Wednesday, July 9, 2008

Here's a start

I found myself wanting to write personal blogs less often on Myspace. People on Myspace are purposely looking for that invitation into one's soul and mind. I really don't like it. But I can't say I haven't been one of those people.

So, here I am, on blogger yet again. It has been many years since I last posted something on here. Now, with a fresh start, I feel ready to post as I please. Sometimes, I may bare some piece of my thoughts that is unusual to spill, and other times I may post something completely random and out in left field. If you are here, and keep coming back, it means I'm doing something right I suppose.

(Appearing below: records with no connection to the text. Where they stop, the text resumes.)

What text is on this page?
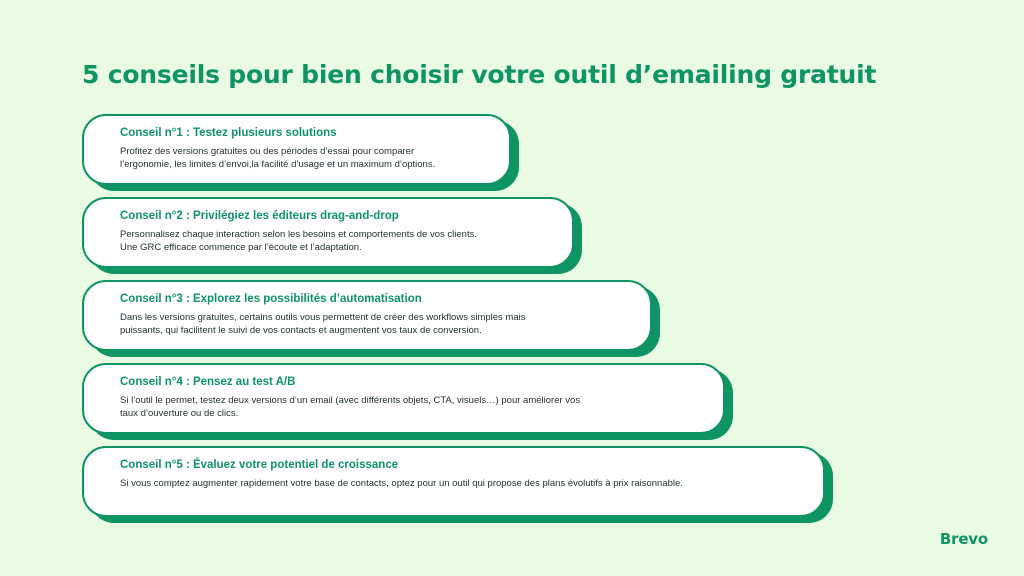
5 conseils pour bien choisir votre outil d’emailing gratuit

Conseil n°1 : Testez plusieurs solutions

Profitez des versions gratuites ou des périodes d’essai pour comparer
l’ergonomie, les limites d’envoi,la facilité d’usage et un maximum d’options.

Conseil n°2 : Privilégiez les éditeurs drag-and-drop

Personnalisez chaque interaction selon les besoins et comportements de vos clients.
Une GRC efficace commence par l’écoute et l’adaptation.

Conseil n°3 : Explorez les possibilités d’automatisation

Dans les versions gratuites, certains outils vous permettent de créer des workflows simples mais
puissants, qui facilitent le suivi de vos contacts et augmentent vos taux de conversion.

Conseil n°4 : Pensez au test A/B

Si l’outil le permet, testez deux versions d’un email (avec différents objets, CTA, visuels…) pour améliorer vos
taux d’ouverture ou de clics.

Conseil n°5 : Évaluez votre potentiel de croissance

Si vous comptez augmenter rapidement votre base de contacts, optez pour un outil qui propose des plans évolutifs à prix raisonnable.

Brevo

I've been studying Buddhism for about 6 months now, and as time goes on, I feel more and more drawn to the path. I can see myself in many different lights, from many different angles. By doing so, I feel I am a better companion to all those around me. I can feel a bit of anger well up inside me, but as long as I am in some state of awareness (even a small amount,) I can stop myself and realize it is not truly me that is angry. It is only my ego. I do not wish to live from my ego. We all do though. And as long as I am living in this reality (as opposed to solitary confinement or a monastery,) I will continue to have pieces of me reacting through the ego. It is a fact of life. It's always easier to be whoever you want to be when you are locked up. Take, for example, all the men and women in our prisons. When they are there, most of them read and learn. In fact, I've heard many stories about prisoners becoming Buddhists while in the prison system. However, what happens when they get out and go back home? What happens when you end up around people who bring out worse parts of you? It's hard to have enough self-control to handle that situation correctly.

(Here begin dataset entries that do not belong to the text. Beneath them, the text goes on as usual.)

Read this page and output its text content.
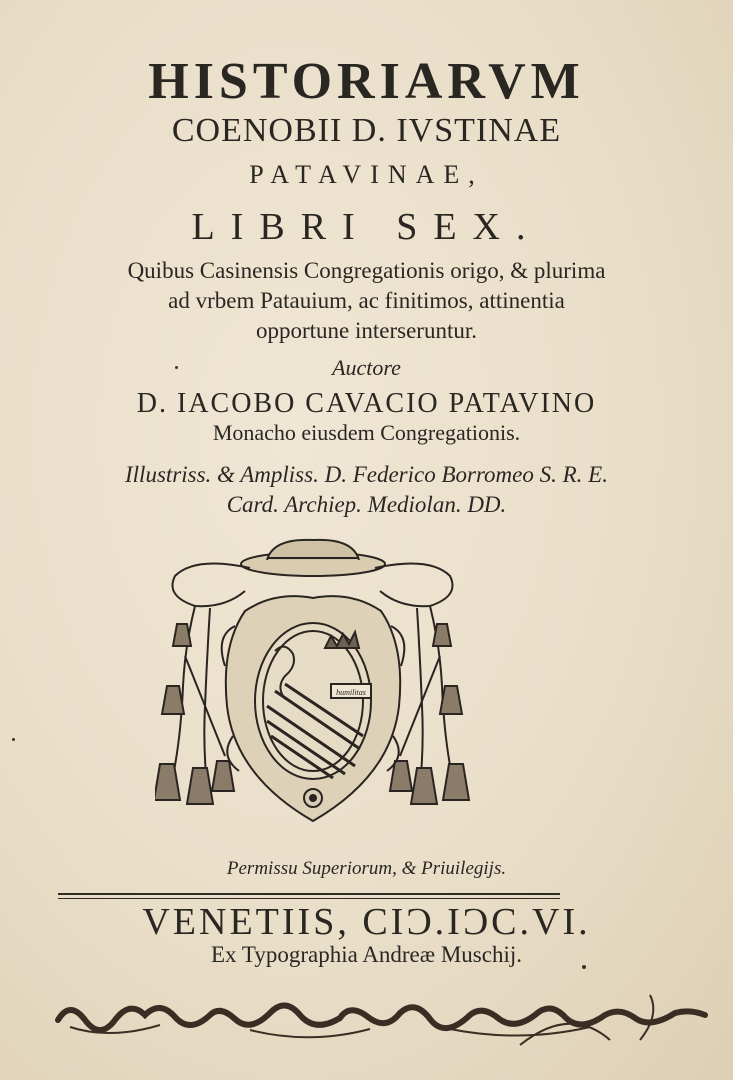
HISTORIARVM
COENOBII D. IVSTINAE
PATAVINAE,
LIBRI SEX.
Quibus Casinensis Congregationis origo, & plurima
ad vrbem Patauium, ac finitimos, attinentia
opportune interseruntur.
Auctore
D. IACOBO CAVACIO PATAVINO
Monacho eiusdem Congregationis.
Illustriss. & Ampliss. D. Federico Borromeo S. R. E.
Card. Archiep. Mediolan. DD.
humilitas
Permissu Superiorum, & Priuilegijs.
VENETIIS, CIƆ.IƆC.VI.
Ex Typographia Andreæ Muschij.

Studying Buddhism has also led me to be a vegetarian. This is something I never thought I could accomplish. I always used to tell people, "I could never be a vegetarian, let alone a vegan. I am way too picky. Not to mention, I love meat!" Now, I look back, and I have a hard time seeing myself back then. Now that I've stopped eating meat, I feel much healthier. When I would eat it before, I would feel weighted down, and there would be a pressure in my chest. It always made me uncomfortable, but I didn't think I could do anything about it. Since I stopped, I never feel that way. I strive to get all the vitamins I need. But really, when i was eating meat, I wasn't eating much of anything else. I had a horrible diet! So, it's an over-all change. No matter what I do right now, I have much healthier eating habits than I once did.

I also recall watching a video a while back... It showed the way they process different animals in slaughter houses. I remember crying, and, at one point, almost throwing up. From that moment on, I had wanted to change. Now, I feel like I am making a difference for these living creatures. I know it is a very miniscule difference, but it does help. And as time goes on, more and more people are shifting their diets. It's a beautiful sight. We, as humans, need to stop destroying everything around us, and start re-building life.